ASX dividend stocks: A ~6% yielder hit by an unexpected block trade
Brookfield's $527m block trade may have created an opportunity in this defensive infrastructure stock with contracted revenue through 2028.

Source: iStock
Mentioned
KEY POINTS
- Brookfield sold its entire 26% stake in a $527 million block trade at $4.05 per share, creating a temporary selloff and pushing yields above 6.0%.
- DBI has all 84.2 million tonnes of terminal capacity contracted through 2028 via take-or-pay agreements, providing predictable cash flows regardless of coal prices.
- The stock has already recovered 5.1% since the selldown with historical precedent showing quick recoveries when yields reach attractive levels for income investors.
Dalrymple Bay Infrastructure (ASX: DBI) suffered a rare 6.4% selloff on Wednesday after its largest shareholder sold its entire stake at a sizeable discount.
Brookfield Infrastructure Partners offloaded its remaining 26% stake through a $527 million block trade on Tuesday night, priced at $4.05 per share, a 6.9% discount to the previous day's close.

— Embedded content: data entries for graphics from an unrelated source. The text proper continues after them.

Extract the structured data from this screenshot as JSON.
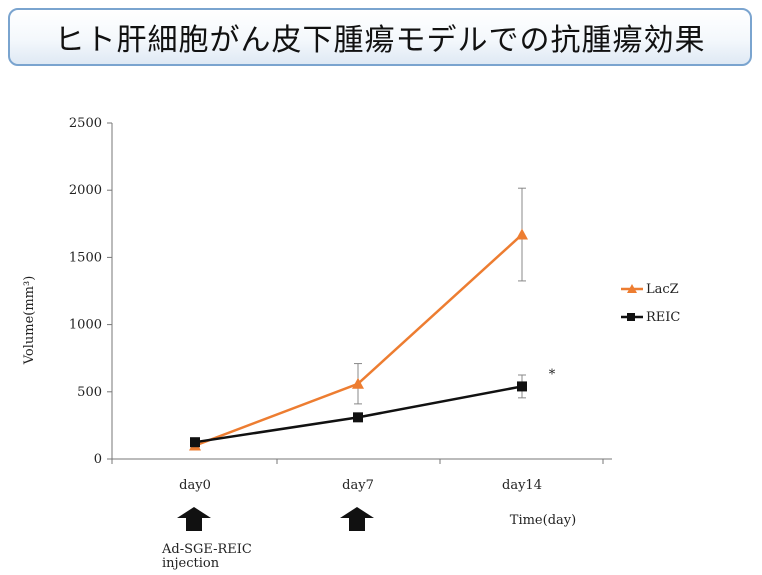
{
  "title": "ヒト肝細胞がん皮下腫瘍モデルでの抗腫瘍効果",
  "chart_data": {
    "type": "line",
    "title": "ヒト肝細胞がん皮下腫瘍モデルでの抗腫瘍効果",
    "xlabel": "Time(day)",
    "ylabel": "Volume(mm³)",
    "categories": [
      "day0",
      "day7",
      "day14"
    ],
    "ylim": [
      0,
      2500
    ],
    "yticks": [
      0,
      500,
      1000,
      1500,
      2000,
      2500
    ],
    "grid": false,
    "legend": "right",
    "series": [
      {
        "name": "LacZ",
        "values": [
          100,
          560,
          1670
        ],
        "errors": [
          0,
          150,
          345
        ],
        "color": "#ed7d31",
        "marker": "triangle"
      },
      {
        "name": "REIC",
        "values": [
          125,
          310,
          540
        ],
        "errors": [
          0,
          0,
          85
        ],
        "color": "#111111",
        "marker": "square"
      }
    ],
    "annotations": [
      {
        "text": "*",
        "category": "day14",
        "value": 600
      }
    ],
    "injection_days": [
      "day0",
      "day7"
    ],
    "injection_label_line1": "Ad-SGE-REIC",
    "injection_label_line2": "injection"
  }
}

The timing raised eyebrows, as the selldown came three months ahead of Brookfield's own six-month escrow commitment.
The private equity giant's exit marks the end of a successful investment cycle. Brookfield originally acquired the coal terminal operator from Babcock & Brown in 2010 during the post-financial crisis distressed asset wave, before floating it on the ASX in 2020 at $2.57 per share.
Boring can be beautiful
DBI's business model offers unusual predictability. The company's revenue model is anchored by take-or-pay contracts, with all 84.2 million tonnes of capacity fully contracted through 2028. This means exporters pay the terminal charge whether they use the capacity or not, providing stable cash flows, independent of coal prices or actual shipping volumes.
In addition, operating and maintenance expenses are passed directly to customers, removing cost risk, while non-expansion capex is recovered via tariff increases linked to bond yields. The terminal is also the lowest-cost export pathway for Bowen Basin miners such as Peabody, Stanmore and Whitehaven, reinforcing its competitive moat.
To put it all together, the company's revenue and earnings visibility is crystal clear. The stock has been unaffected by weak coal prices, and during volatile market periods like Trump's Liberation Day tariff announcement, it barely moved.
Dividend outlook
Following DBI's latest results announced on 22 August, the company guided to an FY26 dividend of 24.5 cents per share, a 6.5% increase from the prior period. Management also reaffirmed its target distribution growth of 3-7% per annum and maintained its 60-80% dividend payout ratio.
This dividend guidance has created interesting yield dynamics, given the recent share price volatility:
The stock hit an all-time high of $4.93 on 11 August, which implies a 4.96% yield
Prior to the Brookfield selldown, the stock was trading at $4.35 or a 5.6% yield
The stock briefly hit $4.05 post selldown or a 6.04% yield
Given DBI's earnings visibility and dividend guidance, there appears to be a natural floor to how far the stock can fall. If shares dropped to $3.50, the yield would reach approximately 7.0%, a level that would likely attract income-seeking investors and provide price support.
This isn't just theory, we've seen it play out before. On 12 June, Brookfield offloaded $428 million via a block trade priced at $3.72 or a 7.9% discount to its previous close. The next day, DBI shares dipped 6.4% to $3.78, closely matching the sale price.
However, the recovery was relatively quick. DBI gained around 8% over the next seven trading sessions, fully recovering the selldown-related weakness. Within a month, the stock had rallied almost 20% from the 13 June lows.
The bottom line
DBI presents a unique case study in how dividend-focused infrastructure assets can recover from large shareholder selldowns. The combination of predictable cash flows and attractive yield creates natural buying interest and a share price floor.
DBI has now rallied 5.1% since Wednesday, and within 2% of pre-selldown levels. The Brookfield exit removes a key overhang and also increases the stock's free float and liquidity.
The increased free float from the previous selldown was also key to DBI's recent inclusion in the S&P/ASX 200 rebalance, potentially attracting additional institutional buying.